La question dresse déjà les contours d’un problème dans la mesure où le désir est un terme qui semble indéterminé. Désirer signifie d’abord le désir sexuel mais doit-en conclure que tout désir est sexuel ou bien que le désir est quelque chose de plus originaire et dont le désir sexuel serait une modalité ? Ne parle-t-on pas d’un désir de connaissance ? Y a-t-il une commune mesure entre le désir sexuel et le désir de connaissance ? Le problème dans lequel nous plonge le questionnement de Renaud Barbaras est un problème inhérent à la philosophie dans la mesure où l’on pourrait dire que le désir est l’autre de la raison.
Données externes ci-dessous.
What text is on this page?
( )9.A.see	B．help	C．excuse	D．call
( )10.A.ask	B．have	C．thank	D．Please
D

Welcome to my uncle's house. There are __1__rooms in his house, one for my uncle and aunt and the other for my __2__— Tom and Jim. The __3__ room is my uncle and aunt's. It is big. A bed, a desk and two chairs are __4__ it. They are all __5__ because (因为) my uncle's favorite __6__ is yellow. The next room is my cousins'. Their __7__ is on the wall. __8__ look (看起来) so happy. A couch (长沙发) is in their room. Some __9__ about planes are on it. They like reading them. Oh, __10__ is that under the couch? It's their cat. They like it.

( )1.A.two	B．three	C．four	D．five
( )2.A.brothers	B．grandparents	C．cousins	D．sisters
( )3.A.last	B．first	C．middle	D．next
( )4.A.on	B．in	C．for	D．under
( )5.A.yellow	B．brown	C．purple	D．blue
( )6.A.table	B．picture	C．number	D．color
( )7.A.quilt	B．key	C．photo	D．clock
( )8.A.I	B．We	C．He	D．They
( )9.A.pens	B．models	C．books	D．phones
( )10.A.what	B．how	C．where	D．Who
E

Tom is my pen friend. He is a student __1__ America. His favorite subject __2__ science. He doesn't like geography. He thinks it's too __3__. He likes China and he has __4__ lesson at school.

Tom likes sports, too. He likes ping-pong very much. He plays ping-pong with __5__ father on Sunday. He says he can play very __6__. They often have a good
S’interroger sur le désir, c’est s’interroger sur ce qui nous constitue. Peut-être, à cette fin, faut-il se défaire du dualisme du sujet et de l’objet car si le désir me porte bien vers des objets, ce même désir dévoile quelque chose de moi qui est en même temps plus profond que moi ? C’est pourquoi le concept freudien de pulsion est intéressant, il signifie une poussée et un de ces destins est la sublimation, celle-ci permet de comprendre en quoi le désir peut devenir désir de connaissance. Pourtant, il faut se tenir à distance, selon Barbaras, de l’explication freudienne du désir dans la mesure où le désir n’y est vu que comme une pulsion qui ne viserait que la satisfaction. Mais si la pulsion s’épuise dans sa satisfaction, on ne comprend plus en quoi le désir pourrait se muer en connaissance. « Ainsi, jamais la pulsion sexuelle ne pourrait se sublimer en activité intellectuelle, jamais sa recherche de satisfaction ne pourrait se muer en curiosité, si la pulsion ne comportait pas déjà elle-même cette dimension de curiosité, si la quête qu’elle est n’impliquait pas déjà quelque chose comme une vision. »[1]. Il faut donc plutôt penser que le désir est quelque chose qui dévoile, et en cela le propos de Renaud Barbaras s’inscrit pleinement dans une démarche phénoménologique. Pour savoir ce qu’est le désir, l’auteur se propose d’en passer par une phénoménologie du désir avant d’aborder une ontologie du désir et de terminer par ce qu’il nomme une « érotique ».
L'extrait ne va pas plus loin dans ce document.